Not only achieving better tonal balance comparing to T4, the ER2XR also have an upper hand in terms of bass reproduction and detailing. Mind you, the T4 is a really good earphone when it comes to the latter part, this just to show where the ER2XR is on the spectrum.


What I see from the ER2 series is that Etymotic is providing their famous house sound for a cheaper price. But, after listening to the ER2XR (and by extension, ER4XR/SE from e-earphone), the ER2XR does have some of the qualities that make it more preferable than the older siblings. And comparing with the market?
The MSRP price of the ER2XR itself goes a bit more than 150$, which is where I consider the competition is still direct towards the budget users though the mid-fi zone has started to creep in. But, the earphone itself can go under 100$ depending on sales and where you buy it, which makes it a deadly set if you were able to find one.
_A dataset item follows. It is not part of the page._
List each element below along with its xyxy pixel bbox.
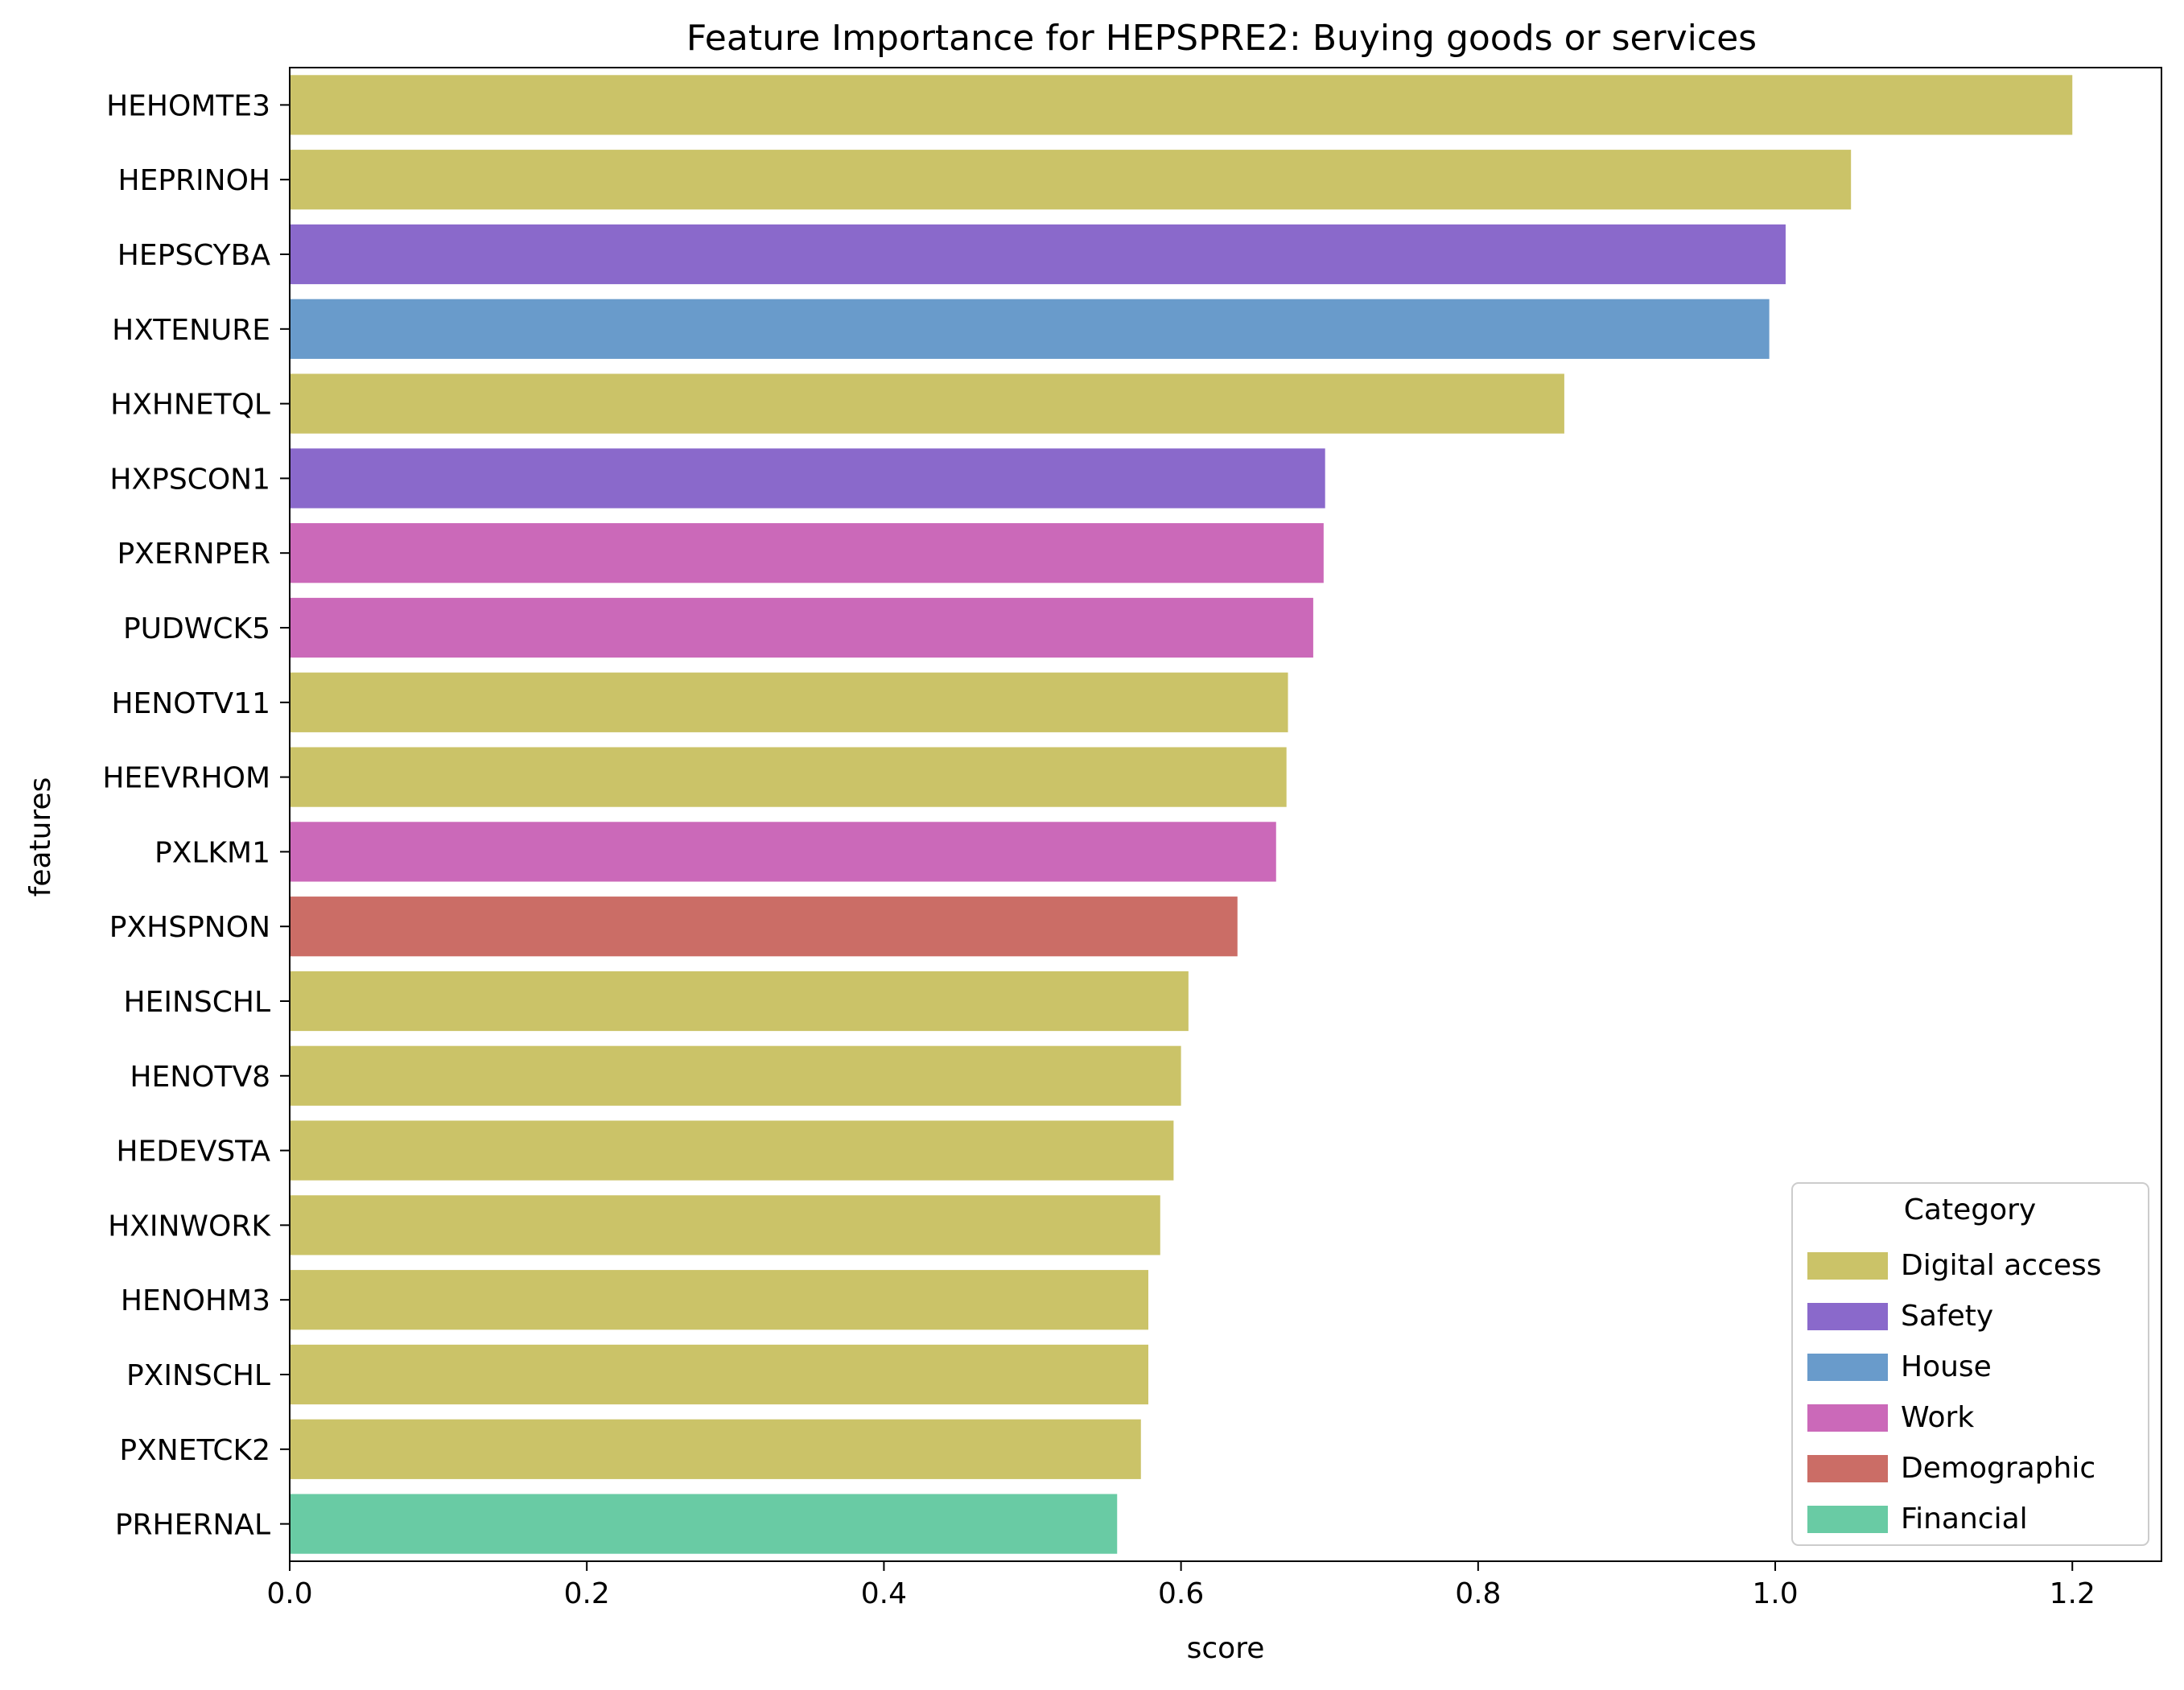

For pure sound qualities regarding price alone, I feel like saying the ER2XR being a "solid" IEM is still somewhat of an understatement. One going on purchase should absolutely consider the ER2XR if he feels ok with the fit.


It has been a while since I write a review about an earphone this positive so it's quite a fresh air for a reviewer myself. And for the ER2XR, this will be one of my personal units for a while, serving along with my IER-Z1R.
Other than that, I will pray for the day some audio stores in Vietnam actually sell the ER2, because I feel like the Vietnamese are missing out a lot with this.